Although we’re quick (and correct) to bandage our own wounds, it hurts trees to cover their wounds. In his field trials, Dr. Shigo clearly showed that painting, tarring or otherwise covering a tree wound often hastens decay, and in the best cases, does nothing. If a wound is exposed to the elements, it can at least dry out sometimes. But a wound dressing traps moisture underneath it.

Now we get to the part where neighbors gossip about the latest bug that’s going around. And with trees, “bug” is literal. Trees use their internal chemistry sets to make compounds known to scientists as “Bad Tasting Stuff” to repel them (insects, not scientists). The chemicals aren’t perfect, as some defoliators like spongy moth (formerly Gypsy moth) caterpillars seem impervious to them.

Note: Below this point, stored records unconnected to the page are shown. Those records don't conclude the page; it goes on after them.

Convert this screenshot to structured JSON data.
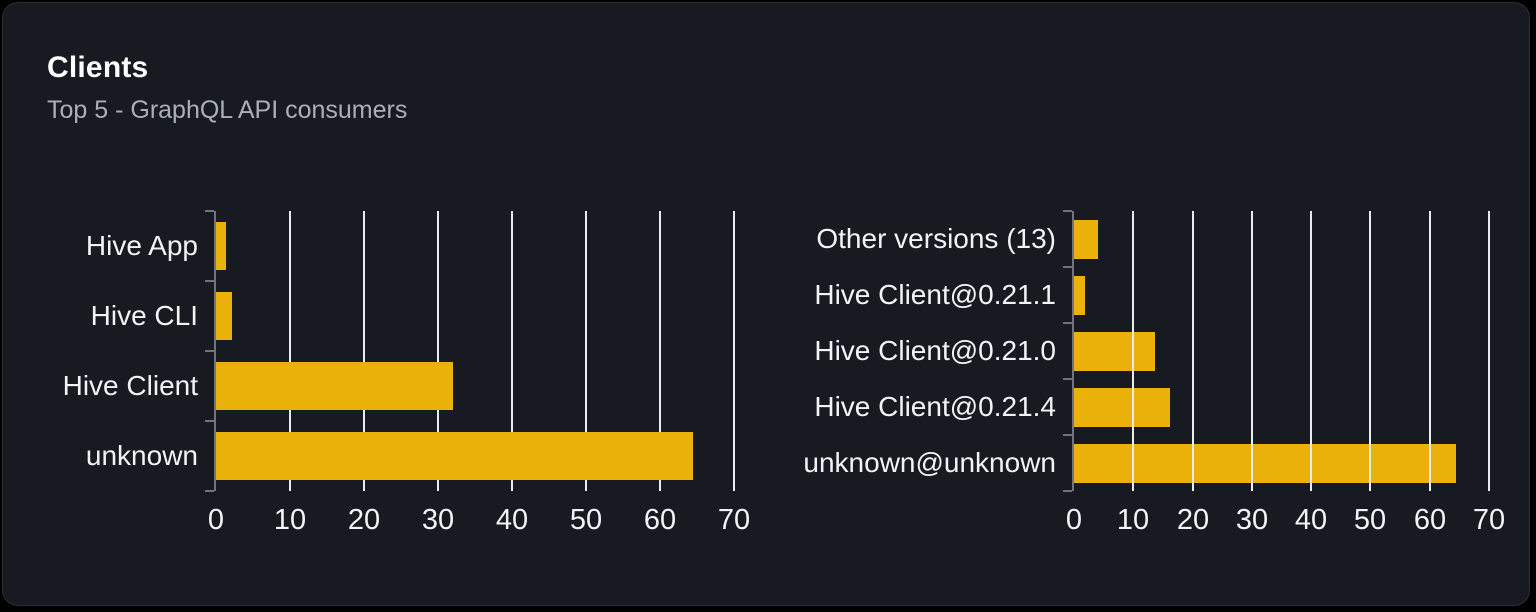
{
  "card": {
    "title": "Clients",
    "subtitle": "Top 5 - GraphQL API consumers"
  },
  "colors": {
    "page_bg": "#000000",
    "card_bg": "#171a20",
    "card_border": "#2a2e37",
    "bar": "#e9b10a",
    "gridline": "#e9ecf2",
    "axis": "#6f747e",
    "label_text": "#f2f3f6",
    "subtitle_text": "#abb0b8",
    "title_text": "#ffffff"
  },
  "chart_data": [
    {
      "type": "bar",
      "orientation": "horizontal",
      "categories": [
        "Hive App",
        "Hive CLI",
        "Hive Client",
        "unknown"
      ],
      "values": [
        1.4,
        2.2,
        32,
        64.4
      ],
      "xlim": [
        0,
        70
      ],
      "xticks": [
        0,
        10,
        20,
        30,
        40,
        50,
        60,
        70
      ],
      "grid": true,
      "grid_in_front_of_bars": false,
      "legend_position": "none"
    },
    {
      "type": "bar",
      "orientation": "horizontal",
      "categories": [
        "Other versions (13)",
        "Hive Client@0.21.1",
        "Hive Client@0.21.0",
        "Hive Client@0.21.4",
        "unknown@unknown"
      ],
      "values": [
        4,
        1.9,
        13.6,
        16.2,
        64.5
      ],
      "xlim": [
        0,
        70
      ],
      "xticks": [
        0,
        10,
        20,
        30,
        40,
        50,
        60,
        70
      ],
      "grid": true,
      "grid_in_front_of_bars": true,
      "legend_position": "none"
    }
  ]
}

Apparently, trees can signal one another when a new pest has arrived on the scene, communicating through the “wood-wide-web” of root grafts as well as beneficial soil fungi called mycorrhizae, thread-like fungi that jack themselves into tree roots and take a small amount of starch from the tree. In return, mycorrhizae greatly enhance trees’ ability to absorb water and nutrients, and they carry chemical messages about pests and diseases. Airborne chemicals also carry trees’ messages about threats. This way, trees get a heads-up about a coming pest and can prepare defensive chemicals tailored to that pest.

Help maximize your tree’s “immune system” by watering during dry spells, mulching out to the dripline, and by keeping vehicles off the root zone. In return, your tree will help keep you in optimal health by offering shade and beauty.